Durch sein Comeback in der aktiven Politik stoßen die Ideen von Friedrich Merz auf ein neues, großes Echo. Sein Ideal vom liberalen Staat sieht die Freiheit des Einzelnen als Recht und Pflicht zugleich. Dies gilt auch für die persönliche finanzielle Vorsorge.
Friedrich Merz sorgt regelmäßig für provokante Aussagen, die vor allem die Befürworter eines regulierenden Staates zu kritischen Gegenthesen bewegen. So soll ausgerechnet mehr Kapitalismus zu mehr gesellschaftlicher Gerechtigkeit und Freiheit führen. Ein Affront für jeden, der sich auf die staatliche Fürsorge und eine gesetzliche Rente verlässt.
Betrachtet man Merz’ neueste Aussagen zu mehr privater Vorsorge durch verstärkte Aktienanlagen der Privathaushalte vor dem Hintergrund der tatsächlichen finanziellen Vorsorgestruktur beim Großteil der Bevölkerung, dann wird Merz‘ Vorschlag verständlich. Tatsächlich ist das Spar- und Anlageverhalten der Deutschen erstaunlich einseitig. Der deutsche Sparer bezieht seine Rendite entweder aus seinem selbst bewohnten Eigenheim oder lässt sein Vermögen in Niedrigzinszeiten auf seinem Niedrigzinssparbuch liegen. Die finanziell gebildeteren Bürger vermögen es hingegen, aus einer ausgewogenen Mischung von Aktien, Anleihen und anderen Beteiligungen ihren finanziellen Vorsprung gegenüber den Sparbuchsparern kontinuierlich auszubauen. Dies fördert im schlimmsten Fall das Auseinanderdriften der Gesellschaft durch Ungleichheit.
Doch es gibt gute Nachrichten!
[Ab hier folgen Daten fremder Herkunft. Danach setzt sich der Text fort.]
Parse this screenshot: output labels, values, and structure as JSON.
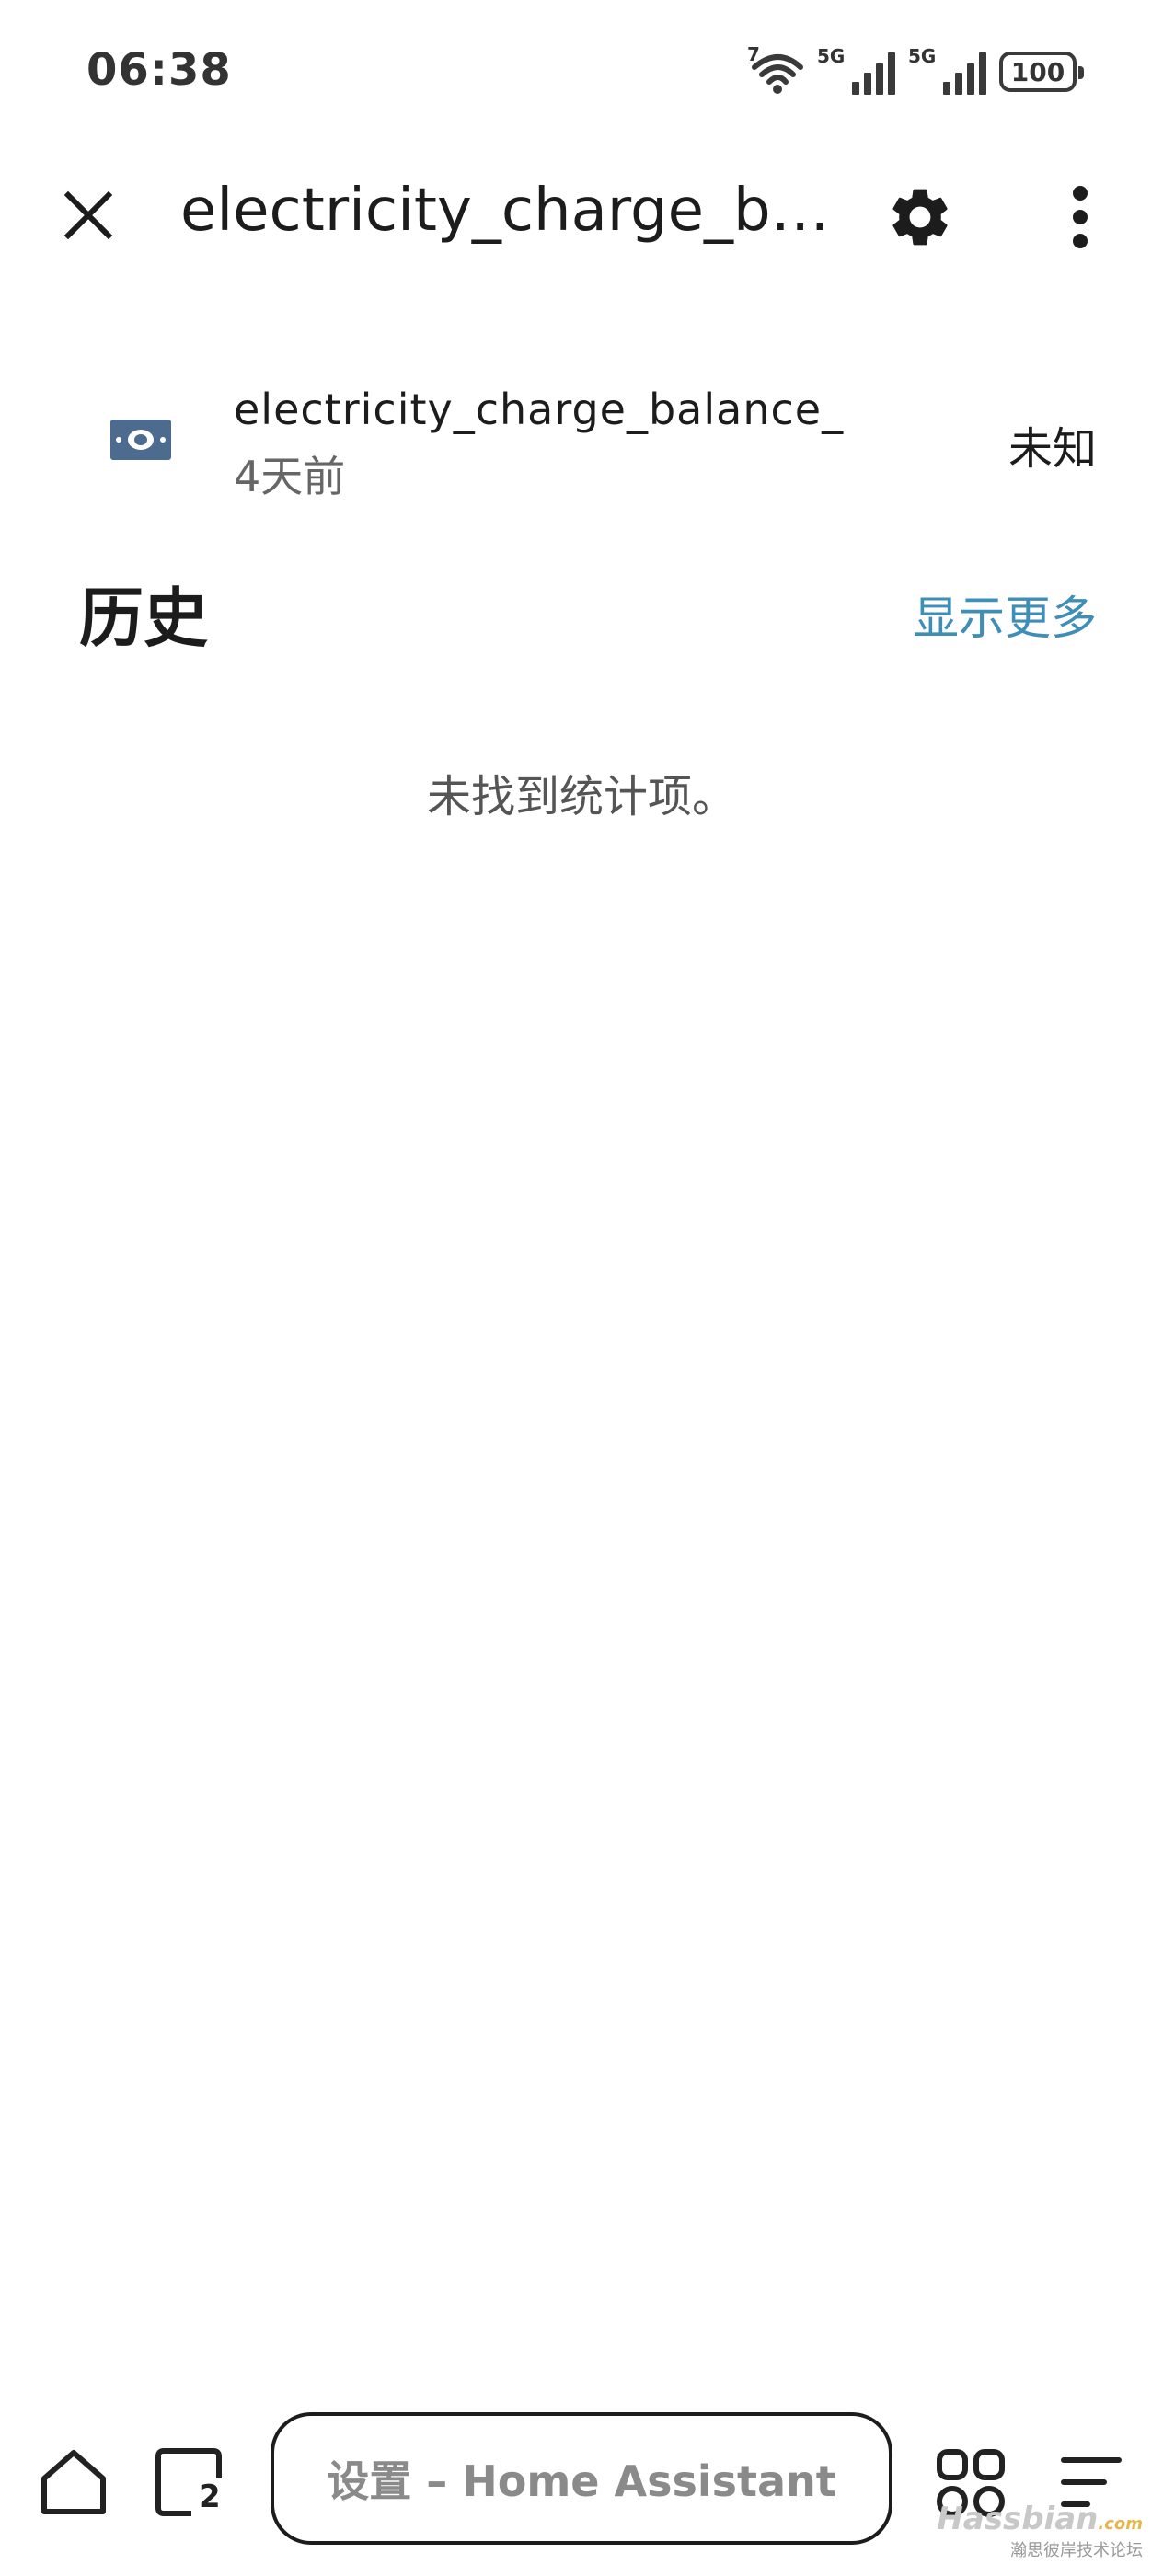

Dank neuer Anlageformen wie börsengehandelten Fonds (so genannte ETFs) und anderen innovativen Investmentfonds ist es auch Laien möglich, an den Entwicklungen der globalen Finanzmärkte teilzuhaben. Immer vorausgesetzt, dass die Anleger die Bereitschaft entwickeln, Anlagealternativen zu entdecken und bei der realen Rendite für Eigenheimprojekte mit spitzem Bleistift nachzurechnen. Was scheinbare Renditevorteile sind, entpuppt sich nach der Berücksichtigung der regelmäßig anfallenden Renovierungskosten oftmals als Minusgeschäft.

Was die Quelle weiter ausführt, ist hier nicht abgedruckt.